Two years later Hall and his business partner, William Howlett, a Norwich merchant, staged six consecutive nights of "grand concerts and balls" during the city of Norwich's annual agricultural week. Hall and Howlett booked two international singers for the concerts: mezzo-soprano Jetty Treffz and baritone Johann Baptist Pischek. Hall's wife, Ellen Vining, made her stage debut at the first concert, in which she sang soprano in a trio and accompanied Jetty Treffz on the piano. The six concerts were a financial failure. As the Norfolk Chronicle put it, "the spirited entrepreneurs [Hall and Howlett] have sustained a heavy loss." Later that same year, the Choral Society of Norwich staged a benefit concert of Handel's Messiah expressly in aid of Hall and his partner.

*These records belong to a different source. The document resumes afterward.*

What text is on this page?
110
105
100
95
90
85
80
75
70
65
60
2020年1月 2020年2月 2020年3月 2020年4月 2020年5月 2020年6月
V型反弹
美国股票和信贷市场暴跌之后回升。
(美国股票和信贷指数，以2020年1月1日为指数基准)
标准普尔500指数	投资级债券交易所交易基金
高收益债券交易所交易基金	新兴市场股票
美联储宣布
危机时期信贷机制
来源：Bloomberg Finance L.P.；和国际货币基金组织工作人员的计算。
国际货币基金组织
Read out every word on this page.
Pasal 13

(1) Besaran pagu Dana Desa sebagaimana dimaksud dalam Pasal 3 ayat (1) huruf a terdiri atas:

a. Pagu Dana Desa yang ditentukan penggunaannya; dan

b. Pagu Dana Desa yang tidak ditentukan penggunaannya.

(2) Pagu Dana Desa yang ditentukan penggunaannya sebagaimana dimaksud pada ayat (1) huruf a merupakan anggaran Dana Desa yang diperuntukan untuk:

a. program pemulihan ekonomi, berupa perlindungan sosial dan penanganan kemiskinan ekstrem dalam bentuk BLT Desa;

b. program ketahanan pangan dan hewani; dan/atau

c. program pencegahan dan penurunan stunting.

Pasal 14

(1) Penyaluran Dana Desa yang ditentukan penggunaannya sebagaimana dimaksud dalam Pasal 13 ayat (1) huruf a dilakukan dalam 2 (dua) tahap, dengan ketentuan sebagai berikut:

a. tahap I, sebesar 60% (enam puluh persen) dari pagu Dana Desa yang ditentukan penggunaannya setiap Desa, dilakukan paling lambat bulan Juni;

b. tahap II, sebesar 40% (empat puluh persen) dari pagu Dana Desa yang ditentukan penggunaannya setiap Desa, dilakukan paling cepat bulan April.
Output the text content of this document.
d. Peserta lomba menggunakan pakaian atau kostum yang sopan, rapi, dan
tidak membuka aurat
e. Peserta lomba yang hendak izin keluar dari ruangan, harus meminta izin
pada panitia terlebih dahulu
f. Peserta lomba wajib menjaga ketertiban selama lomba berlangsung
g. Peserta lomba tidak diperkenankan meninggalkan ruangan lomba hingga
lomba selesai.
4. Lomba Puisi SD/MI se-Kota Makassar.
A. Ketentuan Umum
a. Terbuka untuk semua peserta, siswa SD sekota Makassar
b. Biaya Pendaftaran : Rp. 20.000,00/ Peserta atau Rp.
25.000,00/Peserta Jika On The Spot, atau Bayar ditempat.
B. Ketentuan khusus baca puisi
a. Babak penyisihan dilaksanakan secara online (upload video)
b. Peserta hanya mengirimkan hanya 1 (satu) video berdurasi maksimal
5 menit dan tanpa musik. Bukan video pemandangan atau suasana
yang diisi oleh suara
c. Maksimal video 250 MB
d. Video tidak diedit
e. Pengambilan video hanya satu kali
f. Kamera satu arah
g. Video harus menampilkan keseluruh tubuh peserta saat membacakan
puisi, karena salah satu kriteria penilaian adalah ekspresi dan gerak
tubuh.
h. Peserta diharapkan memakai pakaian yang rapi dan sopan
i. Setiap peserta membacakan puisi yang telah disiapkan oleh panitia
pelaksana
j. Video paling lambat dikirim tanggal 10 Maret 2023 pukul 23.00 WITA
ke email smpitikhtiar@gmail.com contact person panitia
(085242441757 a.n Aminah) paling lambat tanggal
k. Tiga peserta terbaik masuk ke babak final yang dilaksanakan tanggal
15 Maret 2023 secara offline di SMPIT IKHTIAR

== Theatre Career in London ==

From 1859 to 1860, Hall held the position of musical director at the newly rebuilt Adelphi Theatre, London. He later served in the same capacity at the Princess's Theatre in Oxford Street. He supplied the incidental music for Dion Boucicault's The Streets of London, a play performed first at that theatre in 1864. A contemporary review of the first production said that the composer won "the goodwill of the audience" by incorporating "the street tunes of the times". The Era, the London weekly covering theatrical news, referred to Hall as "the well-known conductor at the Princess's Theatre" in February 1867.

== Second marriage ==

In 1866 Hall married actress Caroline Eliza Latham Haselton, with whom he lived at 179 Hampstead Road, near Euston Station. What exactly happened to Hall's first wife, Ellen, is uncertain. An Eliza Jemima Hall, aged about 37, was buried in West Norwood Cemetery in Feb 1863, where Frederick Vining, Hall's father-in-law, is buried However, a mezzo-soprano known as Ellen Vining was performing in England as late as 1876, at which time her name stopped appearing in theatrical notices.

== Death ==

Charles Frederick Hall died on 9 February 1874 at 8 Deane Street, Liverpool, England, at the age of 58. He was buried two days later in Anfield Cemetery, Liverpool. The burial register records his profession as professor of music. A flat tombstone says, "In Affectionate Remembrance of Charles Frederick Hall, who died Feb 9th 1874, aged 58.